Tidings of this conspiracy flew rapidly in all directions; and such was the indignation of the mulattoes at this attack upon their chief, whose death had even been announced in several places as certain, that they seized upon all the whites within their reach; and their immediate massacre was only prevented by the arrival of intelligence that Rigaud was still alive. Such were the persecutions which the leader of the mulattoes, now in exile, had experienced in his own land. Napoleon kept him confined in the prison of the Temple first, and then at the castle of Joux, where Toussaint had ended his life.

During this time, St. Domingo was undergoing a great change. Leclerc had died, Rochambeau and his forces had been driven from the island, Dessalines had reigned and passed away, and Christophe was master of the north, and Petion of the south. These two generals were at war with each other, when they were both very much surprised at the arrival of Rigaud from France. He had escaped from his prison, made his way to England, and thence to the island by way of the United States. Petion, the president of the republic in the south, regarded Rigaud as a more formidable enemy than Christophe. The great mulatto general was welcomed with enthusiasm by his old adherents; they showed the most sincere respect and attachment for him, and he journeyed in triumph to Port au Prince. Though Petion disliked these demonstrations in favor of a rival, he dared not attempt to interfere, for he well knew that a single word from Rigaud could raise a revolt among the mulattoes. Petion, himself a mulatto, had served under the former in the first stages of the revolution. The people of Aux Cayes welcomed their chief to his home, and he drew around him all hearts, and in a short time Rigaud was in full possession of his ancient power. The government of Petion was divided to make room for the former chief, and, though the two leaders for a while flew to arms against each other, they, nevertheless, were driven to an alliance on account of the encroachments of Christophe.

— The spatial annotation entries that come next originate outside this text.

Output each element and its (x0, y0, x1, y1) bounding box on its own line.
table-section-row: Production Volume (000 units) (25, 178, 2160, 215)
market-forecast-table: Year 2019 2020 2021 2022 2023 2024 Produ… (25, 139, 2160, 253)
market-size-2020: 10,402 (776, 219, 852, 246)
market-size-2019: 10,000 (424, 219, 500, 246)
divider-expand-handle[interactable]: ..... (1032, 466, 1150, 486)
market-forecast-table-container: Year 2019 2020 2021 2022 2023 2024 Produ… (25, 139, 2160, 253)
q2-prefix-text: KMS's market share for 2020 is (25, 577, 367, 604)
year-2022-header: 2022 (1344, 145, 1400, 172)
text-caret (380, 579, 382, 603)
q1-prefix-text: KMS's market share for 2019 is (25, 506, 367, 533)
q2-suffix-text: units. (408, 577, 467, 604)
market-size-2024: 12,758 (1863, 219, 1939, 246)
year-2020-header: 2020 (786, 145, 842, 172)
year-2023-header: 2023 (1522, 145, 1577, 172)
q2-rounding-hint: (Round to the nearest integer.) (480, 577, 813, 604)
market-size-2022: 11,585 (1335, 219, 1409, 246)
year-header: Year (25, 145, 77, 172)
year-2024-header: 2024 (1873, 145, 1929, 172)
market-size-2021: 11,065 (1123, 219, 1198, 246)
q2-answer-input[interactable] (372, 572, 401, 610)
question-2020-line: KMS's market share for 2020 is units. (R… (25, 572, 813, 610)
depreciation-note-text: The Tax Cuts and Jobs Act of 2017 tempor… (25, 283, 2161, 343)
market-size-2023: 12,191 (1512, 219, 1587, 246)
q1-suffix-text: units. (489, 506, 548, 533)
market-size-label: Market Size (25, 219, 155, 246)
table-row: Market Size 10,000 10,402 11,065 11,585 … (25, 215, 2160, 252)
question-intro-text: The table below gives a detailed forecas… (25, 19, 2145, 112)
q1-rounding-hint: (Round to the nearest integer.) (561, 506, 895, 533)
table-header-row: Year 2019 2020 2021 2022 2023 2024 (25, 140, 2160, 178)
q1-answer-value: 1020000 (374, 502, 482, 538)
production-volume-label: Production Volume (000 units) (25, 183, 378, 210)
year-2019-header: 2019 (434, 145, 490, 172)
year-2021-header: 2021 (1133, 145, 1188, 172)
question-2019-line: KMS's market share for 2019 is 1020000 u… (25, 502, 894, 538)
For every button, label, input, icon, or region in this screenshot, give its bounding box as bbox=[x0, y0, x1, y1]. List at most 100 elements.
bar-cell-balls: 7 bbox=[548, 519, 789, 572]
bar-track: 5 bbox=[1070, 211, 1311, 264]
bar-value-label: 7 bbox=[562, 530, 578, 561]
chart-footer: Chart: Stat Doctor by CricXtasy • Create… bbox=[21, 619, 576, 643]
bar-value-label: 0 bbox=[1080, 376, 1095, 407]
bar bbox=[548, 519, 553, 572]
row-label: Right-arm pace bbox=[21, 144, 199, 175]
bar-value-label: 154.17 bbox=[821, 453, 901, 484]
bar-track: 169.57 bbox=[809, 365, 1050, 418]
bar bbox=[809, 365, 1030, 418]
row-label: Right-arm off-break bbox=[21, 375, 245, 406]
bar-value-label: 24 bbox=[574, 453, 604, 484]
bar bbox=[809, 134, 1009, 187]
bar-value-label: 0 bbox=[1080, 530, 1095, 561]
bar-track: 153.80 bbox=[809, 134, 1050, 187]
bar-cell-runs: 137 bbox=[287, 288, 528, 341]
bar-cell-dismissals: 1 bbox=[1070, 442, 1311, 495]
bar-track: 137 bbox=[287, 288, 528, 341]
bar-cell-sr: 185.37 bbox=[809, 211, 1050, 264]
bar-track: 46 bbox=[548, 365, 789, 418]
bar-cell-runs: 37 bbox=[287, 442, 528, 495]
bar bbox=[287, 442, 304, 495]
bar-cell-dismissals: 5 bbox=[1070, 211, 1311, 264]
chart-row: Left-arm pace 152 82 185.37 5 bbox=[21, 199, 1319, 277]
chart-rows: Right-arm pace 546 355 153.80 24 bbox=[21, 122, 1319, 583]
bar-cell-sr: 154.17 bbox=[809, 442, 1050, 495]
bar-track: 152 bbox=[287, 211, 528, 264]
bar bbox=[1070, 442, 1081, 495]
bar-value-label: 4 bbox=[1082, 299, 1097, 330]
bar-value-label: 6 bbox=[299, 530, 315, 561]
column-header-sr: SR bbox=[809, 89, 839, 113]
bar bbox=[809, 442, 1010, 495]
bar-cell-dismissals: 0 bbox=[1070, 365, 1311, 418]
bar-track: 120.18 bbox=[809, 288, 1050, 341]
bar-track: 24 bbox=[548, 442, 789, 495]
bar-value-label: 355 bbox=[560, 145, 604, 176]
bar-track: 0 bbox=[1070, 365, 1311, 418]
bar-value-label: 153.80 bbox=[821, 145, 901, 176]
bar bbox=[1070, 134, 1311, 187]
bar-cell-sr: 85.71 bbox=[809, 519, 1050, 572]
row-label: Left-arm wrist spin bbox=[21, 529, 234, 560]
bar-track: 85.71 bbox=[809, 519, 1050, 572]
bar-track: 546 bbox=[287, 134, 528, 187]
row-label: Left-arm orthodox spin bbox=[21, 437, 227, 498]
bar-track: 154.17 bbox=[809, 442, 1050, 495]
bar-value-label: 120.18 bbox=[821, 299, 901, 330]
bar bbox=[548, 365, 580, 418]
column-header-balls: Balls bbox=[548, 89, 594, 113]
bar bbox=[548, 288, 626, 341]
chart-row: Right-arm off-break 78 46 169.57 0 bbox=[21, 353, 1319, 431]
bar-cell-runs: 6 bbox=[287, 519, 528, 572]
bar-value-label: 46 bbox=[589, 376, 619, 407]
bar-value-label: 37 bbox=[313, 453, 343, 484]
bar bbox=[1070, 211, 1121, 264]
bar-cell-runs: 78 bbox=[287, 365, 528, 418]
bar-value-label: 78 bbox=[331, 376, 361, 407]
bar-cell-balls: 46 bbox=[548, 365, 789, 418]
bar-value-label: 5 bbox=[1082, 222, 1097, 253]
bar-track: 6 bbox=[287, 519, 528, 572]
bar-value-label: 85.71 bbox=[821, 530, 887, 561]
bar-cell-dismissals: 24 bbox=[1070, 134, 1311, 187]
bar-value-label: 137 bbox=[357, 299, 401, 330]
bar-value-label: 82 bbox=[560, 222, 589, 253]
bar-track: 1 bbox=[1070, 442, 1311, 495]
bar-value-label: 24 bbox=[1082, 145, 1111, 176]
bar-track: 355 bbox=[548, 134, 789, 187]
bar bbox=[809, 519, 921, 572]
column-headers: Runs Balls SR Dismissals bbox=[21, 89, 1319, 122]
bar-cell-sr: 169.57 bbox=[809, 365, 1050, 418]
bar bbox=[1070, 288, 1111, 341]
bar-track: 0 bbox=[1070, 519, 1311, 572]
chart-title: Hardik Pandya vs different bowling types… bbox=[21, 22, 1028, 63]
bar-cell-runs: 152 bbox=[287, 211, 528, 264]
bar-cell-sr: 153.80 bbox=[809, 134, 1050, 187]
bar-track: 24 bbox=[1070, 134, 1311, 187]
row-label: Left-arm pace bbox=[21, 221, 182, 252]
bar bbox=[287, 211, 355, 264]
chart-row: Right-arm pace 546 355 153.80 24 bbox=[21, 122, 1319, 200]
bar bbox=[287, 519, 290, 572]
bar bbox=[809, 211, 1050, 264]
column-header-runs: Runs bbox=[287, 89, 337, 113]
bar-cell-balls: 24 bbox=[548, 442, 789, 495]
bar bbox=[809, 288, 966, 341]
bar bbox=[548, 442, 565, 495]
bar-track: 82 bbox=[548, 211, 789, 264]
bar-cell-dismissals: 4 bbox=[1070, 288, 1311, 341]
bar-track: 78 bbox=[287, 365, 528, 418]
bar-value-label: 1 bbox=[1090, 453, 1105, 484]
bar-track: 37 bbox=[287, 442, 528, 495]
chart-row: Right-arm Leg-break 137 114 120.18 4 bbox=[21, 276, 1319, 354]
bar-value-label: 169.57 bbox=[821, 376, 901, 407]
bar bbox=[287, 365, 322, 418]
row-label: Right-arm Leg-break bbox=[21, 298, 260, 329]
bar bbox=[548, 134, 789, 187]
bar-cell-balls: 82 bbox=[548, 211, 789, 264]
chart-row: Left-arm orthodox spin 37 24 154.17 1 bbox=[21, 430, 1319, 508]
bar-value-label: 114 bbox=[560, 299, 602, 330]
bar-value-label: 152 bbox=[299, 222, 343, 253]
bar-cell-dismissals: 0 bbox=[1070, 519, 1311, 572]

After a reign that was fraught only with tumult to himself and followers, Rigaud abdicated his province, retired to his farm, and in a few weeks died. Thus ended the career of the most distinguished mulatto general of which St. Domingo could boast.

FRANCES ELLEN WATKINS.

Miss Watkins is a native of Baltimore, where she received her education. She has been before the public some years as an author and public lecturer. Her "Poems on Miscellaneous Subjects," published in a small volume, show a reflective mind and no ordinary culture. Her "Essay on Christianity" is a beautiful composition. Many of her poems are soul-stirring, and all are characterized by chaste language and much thought. The following is entitled

THE SLAVE MOTHER.

'Heard you that shriek? It rose So wildly on the air, It seemed as if a burdened heart Was breaking in despair.

Saw you those hands so sadly clasped, The bowed and feeble head, The shuddering of that fragile form, That look of grief and dread?

Saw you the sad, imploring eye? Its every glance was pain, As if a storm of agony Were sweeping through the brain.

She is a mother pale with fear; Her boy clings to her side, And in her kirtle vainly tries His trembling form to hide.

He is not hers, although she bore For him a mother's pains; He is not hers, although her blood Is coursing through his veins.

He is not hers, for cruel hands May rudely tear apart The only wreath of household love That binds her breaking heart.

His love has been a joyous light That o'er her pathway smiled, A fountain, gushing ever new, Amid life's desert wild.

His lightest word has been a tone Of music round her heart; Their lives a streamlet blent in one-- O Father, must they part?

They tear him from her circling arms, Her last and fond embrace; O, never more may her sad eyes Gaze on his mournful face.

No marvel, then, these bitter shrieks Disturb the listening air; She is a mother, and her heart Is breaking in despair.